Esse processo conduziu, em anos mais recentes, a uma ampla plataformização digital do capitalismo. Os diferentes grupamentos de capital, fossem industriais, comerciais ou financeiros, visando otimizar seus negócios, passaram a se articular através de extensas e internacionais redes de computadores implantadas, total ou parcialmente, sobre as redes da internet, esta também uma rede transfronteiras. Em geral, essas plataformas não são de conhecimento do grande público. Um exemplo, embora quase nada conhecido mas com inegável consequência social, é a plataforma do “Programa de Benefício de Medicamentos” (PBM): em troca de supostos descontos nos preços de remédios, um consumidor qualquer fornece o seu CPF às farmácias (redes varejistas). Relacionando o CPF às compras, os laboratórios farmacêuticos podem ter um amplo conhecimento do mercado a nível individual, local, social, daí traçar desde suas estratégias de marketing até as de pesquisas científico-técnicas em novos medicamentos.

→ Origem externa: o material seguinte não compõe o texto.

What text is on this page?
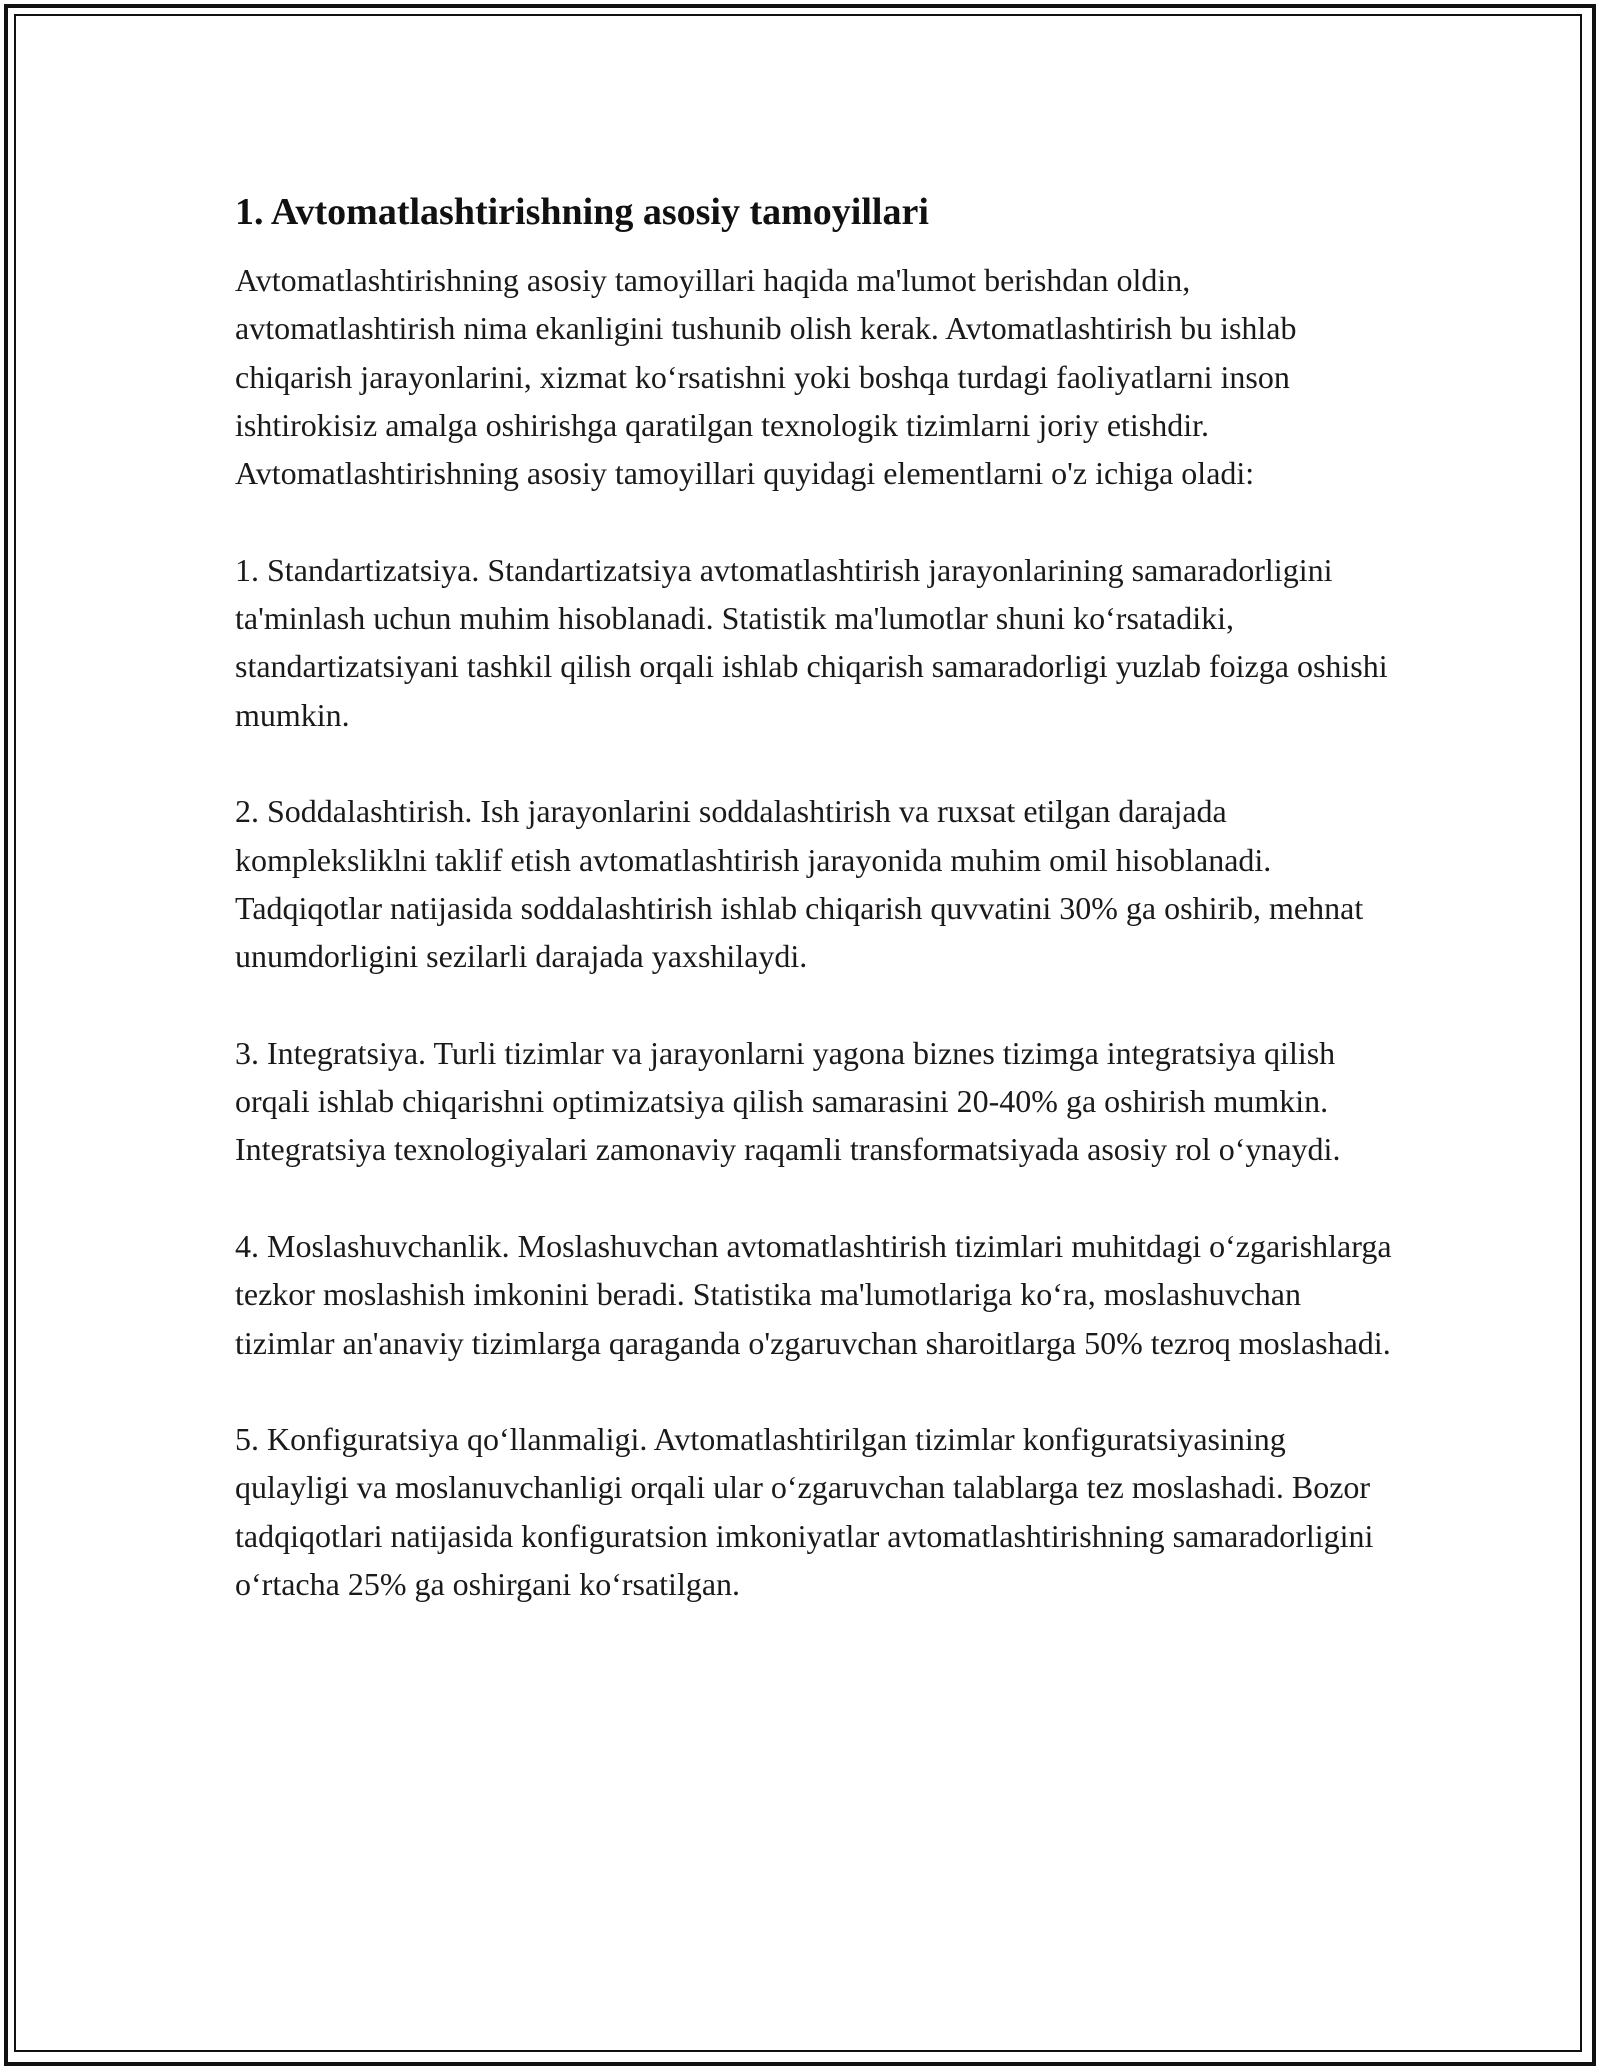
1. Avtomatlashtirishning asosiy tamoyillari

Avtomatlashtirishning asosiy tamoyillari haqida ma'lumot berishdan oldin, avtomatlashtirish nima ekanligini tushunib olish kerak. Avtomatlashtirish bu ishlab chiqarish jarayonlarini, xizmat koʻrsatishni yoki boshqa turdagi faoliyatlarni inson ishtirokisiz amalga oshirishga qaratilgan texnologik tizimlarni joriy etishdir. Avtomatlashtirishning asosiy tamoyillari quyidagi elementlarni o'z ichiga oladi:

1. Standartizatsiya. Standartizatsiya avtomatlashtirish jarayonlarining samaradorligini ta'minlash uchun muhim hisoblanadi. Statistik ma'lumotlar shuni koʻrsatadiki, standartizatsiyani tashkil qilish orqali ishlab chiqarish samaradorligi yuzlab foizga oshishi mumkin.

2. Soddalashtirish. Ish jarayonlarini soddalashtirish va ruxsat etilgan darajada kompleksliklni taklif etish avtomatlashtirish jarayonida muhim omil hisoblanadi. Tadqiqotlar natijasida soddalashtirish ishlab chiqarish quvvatini 30% ga oshirib, mehnat unumdorligini sezilarli darajada yaxshilaydi.

3. Integratsiya. Turli tizimlar va jarayonlarni yagona biznes tizimga integratsiya qilish orqali ishlab chiqarishni optimizatsiya qilish samarasini 20-40% ga oshirish mumkin. Integratsiya texnologiyalari zamonaviy raqamli transformatsiyada asosiy rol oʻynaydi.

4. Moslashuvchanlik. Moslashuvchan avtomatlashtirish tizimlari muhitdagi oʻzgarishlarga tezkor moslashish imkonini beradi. Statistika ma'lumotlariga koʻra, moslashuvchan tizimlar an'anaviy tizimlarga qaraganda o'zgaruvchan sharoitlarga 50% tezroq moslashadi.

5. Konfiguratsiya qoʻllanmaligi. Avtomatlashtirilgan tizimlar konfiguratsiyasining qulayligi va moslanuvchanligi orqali ular oʻzgaruvchan talablarga tez moslashadi. Bozor tadqiqotlari natijasida konfiguratsion imkoniyatlar avtomatlashtirishning samaradorligini oʻrtacha 25% ga oshirgani koʻrsatilgan.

Esse tipo de dados é extraído gratuitamente do comum da sociedade, não sendo necessariamente comercializado mas, uma vez processado pelo trabalho cientifico-técnico empregado e comandado pelas corporações farmacêuticas, adiciona enorme mais-valor aos seus produtos.
Denominamos plataformas sociodigitais (PSDs) a um conjunto específico de plataformas de negócios cujas receitas e lucros são extraídas diretamente da relação delas com a sociedade em geral: Google, YouTube, Facebook, Amazon, Airbnb, Uber, dentre outras. Essas receitas e lucros provém da mercadificação de dados que extraem da população por elas reunida nos mercados onde operam. Aqui nos defrontamos com uma primeira confusão conceitual pois será fácil encontrar na literatura diferentes definições de “dados”, bem como diferentes caracterizações dos “dados” como recurso econômico. Se você abre um catálogo do IBGE, publicado em livro de papel, vê dezenas e dezenas de tabelas numéricas arrumadas de acordo com alguns critérios de classificação: são dados. Numa escola, cada aluno ou aluna, tem uma ficha com nome próprio, data de nascimento, nome de pai e mãe, endereço, sexo etc.: são dados. A diferença entre esses e muitos outros dados que sempre foram necessários às atividades humanas, mesmo que a palavra “dados” não fosse usada nessa atual concepção, e o que estamos aqui definindo, objeto das PSDs, é que estes estão registrados em formato eletrônico, isto é, em arranjos de partículas nanométricas de óxido de ferro conforme tenham recebido pulsos positivos ou negativos de energia elétrica, na superfície de um disco de alumínio; ou em arranjos de conexões entre transistores também nanométricos em chips de memória. Aquilo que na tela de um computador vemos ou ouvimos como letras, números, imagens, sons, foram reduzidos a sequências de zeros e uns, ou liga-desliga, nos arranjos dos componentes de memória dos sistemas de computação digital. Essencialmente, a única diferença desses arranjos eletrônicos de dados para aqueles de um catálogo em papel do IBGE ou fichários de alunos numa gaveta da escola, é o método de registro: estes são denominados analógicos, aquele é digital.
Apesar de uma explicação como essa parecer primária, elementar, ela se torna necessária para começar a desfazer confusões. A primeira: dado é um objeto material, isto é, trata-se de algum registro feito por alguém nas formas de números, letras, imagens, sons, seja em alguma superfície como o papel; seja em arranjos eletro-eletrônicos binários em disco magnético ou chip de memória de computador. A segunda: dado não nasce por geração espontânea ou não se encontra na natureza, é sempre produto de alguma atividade humana, logo, produto de trabalho. Não existe dado “bruto”, como advogam alguns. Resulta de tempo de trabalho e resulta em alguma transformação no objeto do trabalho: se numa folha de papel em branco, anoto alguns números, esta folha já não é uma folha de papel em branco, mas matéria transformada pela minha ação sobre ela.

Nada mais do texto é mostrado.